The whopping 4,155 pages was supported by only nine House Republicans and 13 Senate Republicans. Majority of criticism from the GOP includes concerns that the bill was rushed and crammed with wasteful spending by a lame-duck Democratic-dominated Congress. The recourse will punish American families by adding to the national debt and exacerbate inflation.
“Today, I signed the bipartisan omnibus bill, ending a year of historic progress. It’ll invest in medical research, safety, veteran health care, disaster recovery, VAWA funding — and gets crucial assistance to Ukraine,” Biden tweeted. “Looking forward to more in 2023.”
Senate minority leader Mitch McConnell “praised the bill on the grounds that it represents a real decrease in discretionary spending.
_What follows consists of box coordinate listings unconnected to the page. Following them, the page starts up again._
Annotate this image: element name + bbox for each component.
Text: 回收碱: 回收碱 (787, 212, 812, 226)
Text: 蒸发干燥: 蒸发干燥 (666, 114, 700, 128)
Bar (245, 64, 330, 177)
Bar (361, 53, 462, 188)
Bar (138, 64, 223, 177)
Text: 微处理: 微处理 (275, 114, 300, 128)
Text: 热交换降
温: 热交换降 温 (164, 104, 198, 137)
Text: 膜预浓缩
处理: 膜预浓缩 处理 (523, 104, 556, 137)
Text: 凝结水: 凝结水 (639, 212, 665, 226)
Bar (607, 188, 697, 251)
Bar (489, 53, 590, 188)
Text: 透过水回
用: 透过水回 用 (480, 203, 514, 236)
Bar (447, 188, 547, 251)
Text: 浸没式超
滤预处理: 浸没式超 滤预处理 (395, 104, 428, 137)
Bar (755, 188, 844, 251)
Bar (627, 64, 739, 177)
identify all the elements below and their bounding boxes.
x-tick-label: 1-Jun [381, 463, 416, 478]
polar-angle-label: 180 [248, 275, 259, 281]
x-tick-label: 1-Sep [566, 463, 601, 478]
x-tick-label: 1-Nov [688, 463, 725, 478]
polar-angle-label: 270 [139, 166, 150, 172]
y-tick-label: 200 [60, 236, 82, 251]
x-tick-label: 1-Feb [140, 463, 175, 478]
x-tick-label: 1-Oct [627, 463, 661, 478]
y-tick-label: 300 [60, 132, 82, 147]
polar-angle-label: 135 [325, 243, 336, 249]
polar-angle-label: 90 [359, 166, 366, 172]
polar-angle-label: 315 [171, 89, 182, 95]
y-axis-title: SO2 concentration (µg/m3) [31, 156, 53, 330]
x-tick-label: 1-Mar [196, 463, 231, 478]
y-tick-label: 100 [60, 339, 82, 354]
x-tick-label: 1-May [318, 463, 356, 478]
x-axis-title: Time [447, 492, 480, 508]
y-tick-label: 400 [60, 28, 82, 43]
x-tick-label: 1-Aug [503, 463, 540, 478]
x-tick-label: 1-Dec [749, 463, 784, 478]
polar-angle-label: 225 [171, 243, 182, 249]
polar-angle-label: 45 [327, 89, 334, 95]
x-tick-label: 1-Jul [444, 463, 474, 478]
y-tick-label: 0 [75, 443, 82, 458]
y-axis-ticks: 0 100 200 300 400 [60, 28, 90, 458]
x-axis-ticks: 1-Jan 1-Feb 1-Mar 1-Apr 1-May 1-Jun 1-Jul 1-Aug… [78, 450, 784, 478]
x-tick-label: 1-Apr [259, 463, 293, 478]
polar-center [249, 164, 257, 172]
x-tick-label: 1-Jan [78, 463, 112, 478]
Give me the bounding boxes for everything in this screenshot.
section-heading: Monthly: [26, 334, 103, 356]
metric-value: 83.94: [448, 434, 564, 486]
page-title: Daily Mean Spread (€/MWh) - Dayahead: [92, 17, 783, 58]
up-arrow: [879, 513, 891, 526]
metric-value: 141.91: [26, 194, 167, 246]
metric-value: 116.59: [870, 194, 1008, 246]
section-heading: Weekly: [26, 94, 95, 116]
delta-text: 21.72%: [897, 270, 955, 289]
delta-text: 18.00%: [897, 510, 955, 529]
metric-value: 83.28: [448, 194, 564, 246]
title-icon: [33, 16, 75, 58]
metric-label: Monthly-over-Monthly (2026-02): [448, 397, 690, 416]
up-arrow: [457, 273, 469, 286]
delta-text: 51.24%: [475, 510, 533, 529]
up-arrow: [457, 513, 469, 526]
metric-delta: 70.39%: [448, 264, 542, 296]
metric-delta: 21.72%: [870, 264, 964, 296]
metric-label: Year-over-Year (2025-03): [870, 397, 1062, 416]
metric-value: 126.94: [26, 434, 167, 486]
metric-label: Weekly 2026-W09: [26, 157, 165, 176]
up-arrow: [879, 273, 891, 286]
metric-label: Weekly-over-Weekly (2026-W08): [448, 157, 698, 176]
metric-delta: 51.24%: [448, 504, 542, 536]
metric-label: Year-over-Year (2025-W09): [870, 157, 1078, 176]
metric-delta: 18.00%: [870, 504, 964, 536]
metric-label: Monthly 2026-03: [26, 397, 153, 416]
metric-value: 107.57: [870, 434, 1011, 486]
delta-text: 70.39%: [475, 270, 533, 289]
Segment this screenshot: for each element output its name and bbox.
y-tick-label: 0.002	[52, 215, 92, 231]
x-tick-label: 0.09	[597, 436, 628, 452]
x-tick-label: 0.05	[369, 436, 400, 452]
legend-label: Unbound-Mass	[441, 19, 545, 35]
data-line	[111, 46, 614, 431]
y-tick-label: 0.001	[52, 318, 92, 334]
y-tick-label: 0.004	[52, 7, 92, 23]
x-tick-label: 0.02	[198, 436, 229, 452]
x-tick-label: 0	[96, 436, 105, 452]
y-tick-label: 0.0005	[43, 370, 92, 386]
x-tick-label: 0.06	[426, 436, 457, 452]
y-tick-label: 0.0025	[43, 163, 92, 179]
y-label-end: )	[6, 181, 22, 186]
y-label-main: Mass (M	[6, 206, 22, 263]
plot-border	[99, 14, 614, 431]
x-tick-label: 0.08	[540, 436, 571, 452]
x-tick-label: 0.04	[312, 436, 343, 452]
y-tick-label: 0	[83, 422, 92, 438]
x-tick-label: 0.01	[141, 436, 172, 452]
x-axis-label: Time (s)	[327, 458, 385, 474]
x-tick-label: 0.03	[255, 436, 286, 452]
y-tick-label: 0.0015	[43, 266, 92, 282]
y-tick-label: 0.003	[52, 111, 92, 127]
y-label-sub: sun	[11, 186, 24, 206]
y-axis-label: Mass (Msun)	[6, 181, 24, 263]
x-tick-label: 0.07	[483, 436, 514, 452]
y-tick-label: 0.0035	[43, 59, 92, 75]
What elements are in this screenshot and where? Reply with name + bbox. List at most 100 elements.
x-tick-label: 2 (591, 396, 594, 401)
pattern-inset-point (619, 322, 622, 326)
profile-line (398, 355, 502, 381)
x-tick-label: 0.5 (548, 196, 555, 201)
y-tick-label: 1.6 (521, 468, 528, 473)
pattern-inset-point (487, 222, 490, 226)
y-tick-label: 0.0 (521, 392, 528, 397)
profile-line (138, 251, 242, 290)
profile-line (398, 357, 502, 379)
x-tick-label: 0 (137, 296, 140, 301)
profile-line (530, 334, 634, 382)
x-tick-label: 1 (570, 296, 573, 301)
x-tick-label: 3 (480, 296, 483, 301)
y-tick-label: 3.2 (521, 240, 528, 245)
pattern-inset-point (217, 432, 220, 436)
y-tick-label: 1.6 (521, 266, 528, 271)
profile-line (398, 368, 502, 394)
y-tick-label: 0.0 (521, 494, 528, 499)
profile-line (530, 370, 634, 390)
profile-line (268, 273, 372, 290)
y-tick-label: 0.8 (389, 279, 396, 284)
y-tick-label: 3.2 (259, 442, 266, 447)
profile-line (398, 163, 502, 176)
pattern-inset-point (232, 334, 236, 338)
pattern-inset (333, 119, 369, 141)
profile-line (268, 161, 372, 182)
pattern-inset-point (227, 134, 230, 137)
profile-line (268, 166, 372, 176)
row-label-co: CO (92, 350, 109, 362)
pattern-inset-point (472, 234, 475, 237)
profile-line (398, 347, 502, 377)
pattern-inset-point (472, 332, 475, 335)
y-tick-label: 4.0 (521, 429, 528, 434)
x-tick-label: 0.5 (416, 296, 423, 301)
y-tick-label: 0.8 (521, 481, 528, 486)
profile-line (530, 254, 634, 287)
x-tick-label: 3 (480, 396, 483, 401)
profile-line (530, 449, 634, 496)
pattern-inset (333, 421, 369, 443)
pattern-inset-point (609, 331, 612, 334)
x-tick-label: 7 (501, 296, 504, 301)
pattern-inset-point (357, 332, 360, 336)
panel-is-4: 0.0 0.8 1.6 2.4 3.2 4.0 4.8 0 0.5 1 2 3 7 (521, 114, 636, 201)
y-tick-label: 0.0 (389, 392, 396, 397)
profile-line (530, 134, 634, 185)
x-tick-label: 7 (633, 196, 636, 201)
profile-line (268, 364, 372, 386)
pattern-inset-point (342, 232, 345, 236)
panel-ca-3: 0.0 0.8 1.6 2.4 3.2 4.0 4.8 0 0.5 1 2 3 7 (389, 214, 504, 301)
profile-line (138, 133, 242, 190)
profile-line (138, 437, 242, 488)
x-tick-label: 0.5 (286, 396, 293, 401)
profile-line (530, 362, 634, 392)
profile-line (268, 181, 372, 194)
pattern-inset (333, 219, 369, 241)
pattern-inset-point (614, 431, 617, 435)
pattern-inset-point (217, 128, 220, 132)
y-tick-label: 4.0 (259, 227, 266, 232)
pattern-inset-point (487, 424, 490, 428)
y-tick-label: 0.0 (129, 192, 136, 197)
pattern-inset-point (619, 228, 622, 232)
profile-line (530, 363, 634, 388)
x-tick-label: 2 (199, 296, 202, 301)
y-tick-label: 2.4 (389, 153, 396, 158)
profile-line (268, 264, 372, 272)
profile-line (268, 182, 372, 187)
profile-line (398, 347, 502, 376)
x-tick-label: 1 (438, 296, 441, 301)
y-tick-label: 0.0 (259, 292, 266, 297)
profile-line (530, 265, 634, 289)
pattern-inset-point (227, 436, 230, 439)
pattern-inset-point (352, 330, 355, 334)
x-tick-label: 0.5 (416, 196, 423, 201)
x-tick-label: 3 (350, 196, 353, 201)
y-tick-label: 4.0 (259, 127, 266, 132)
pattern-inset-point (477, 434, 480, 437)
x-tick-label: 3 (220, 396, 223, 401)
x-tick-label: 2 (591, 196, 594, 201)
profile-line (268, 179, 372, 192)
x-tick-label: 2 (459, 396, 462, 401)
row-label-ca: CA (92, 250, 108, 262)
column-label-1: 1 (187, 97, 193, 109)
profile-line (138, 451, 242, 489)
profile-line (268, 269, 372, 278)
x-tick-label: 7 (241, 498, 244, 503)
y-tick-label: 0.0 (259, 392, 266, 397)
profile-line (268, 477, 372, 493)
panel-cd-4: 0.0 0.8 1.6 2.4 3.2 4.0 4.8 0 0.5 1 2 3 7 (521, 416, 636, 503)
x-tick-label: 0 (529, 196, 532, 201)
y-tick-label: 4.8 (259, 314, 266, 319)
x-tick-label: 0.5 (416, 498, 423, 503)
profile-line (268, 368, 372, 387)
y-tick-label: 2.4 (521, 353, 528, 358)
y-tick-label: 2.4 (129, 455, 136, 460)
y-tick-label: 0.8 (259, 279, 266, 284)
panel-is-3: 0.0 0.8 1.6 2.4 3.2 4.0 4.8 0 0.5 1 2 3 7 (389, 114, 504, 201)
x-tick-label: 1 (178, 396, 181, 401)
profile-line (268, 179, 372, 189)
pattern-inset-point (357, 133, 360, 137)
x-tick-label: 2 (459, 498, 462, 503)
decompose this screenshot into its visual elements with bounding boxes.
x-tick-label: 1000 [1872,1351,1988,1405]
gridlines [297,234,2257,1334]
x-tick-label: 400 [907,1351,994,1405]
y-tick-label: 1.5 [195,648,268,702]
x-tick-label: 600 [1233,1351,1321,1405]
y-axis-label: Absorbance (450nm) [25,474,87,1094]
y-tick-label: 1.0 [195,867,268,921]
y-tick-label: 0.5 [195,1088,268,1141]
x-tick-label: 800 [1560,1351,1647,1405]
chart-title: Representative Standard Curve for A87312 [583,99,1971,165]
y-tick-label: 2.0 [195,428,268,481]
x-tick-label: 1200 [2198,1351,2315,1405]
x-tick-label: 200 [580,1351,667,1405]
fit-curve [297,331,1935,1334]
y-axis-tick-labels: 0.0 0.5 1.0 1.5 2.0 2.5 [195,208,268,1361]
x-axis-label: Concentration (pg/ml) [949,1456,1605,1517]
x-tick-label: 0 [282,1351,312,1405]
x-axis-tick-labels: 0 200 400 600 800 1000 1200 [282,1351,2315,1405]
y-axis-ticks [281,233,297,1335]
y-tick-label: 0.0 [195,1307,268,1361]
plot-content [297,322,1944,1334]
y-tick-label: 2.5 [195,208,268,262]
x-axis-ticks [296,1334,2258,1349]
He presented it as a positive that nondefense spending jumped by only 5.5 percent, from $730 billion to $772.5 billion, amid an inflation rate of 7.1 percent” writes National Review.
“The bipartisan government-funding bill that Senators Shelby and Leahy have finished negotiating does exactly the opposite of what the Biden administration first proposed,” he said. “This bill provides a substantial real-dollar increase to the defense baseline . . . and a substantial real-dollar cut to the non-defense, non-veterans baseline,” McConnell insisted as negotiations were wrapping up.
House minority leader Kevin McCarthy, however, stated his strong disapproval of the bill before it even advanced. Affirming a letter from 13 House Republicans, McCarthy demanded the bill is reckless, irresponsible, and a “purposeful refusal to secure and defend our borders.”
For example, it failed to incorporate protections for Title 42, the pandemic policy that allows illegal immigrants to be expelled on a public-health basis, which currently hangs in the balance at the Supreme Court.
National Review adds, “The funding in the bill, which averted a federal government shutdown before the new year, includes an allocation of $45 billion in defense assistance to Ukraine. Some Republican priorities, such as Electoral Count Act reform and a bigger military budget, were nested in with Democratic appropriations, such as increased funding for Medicaid and food stamps.”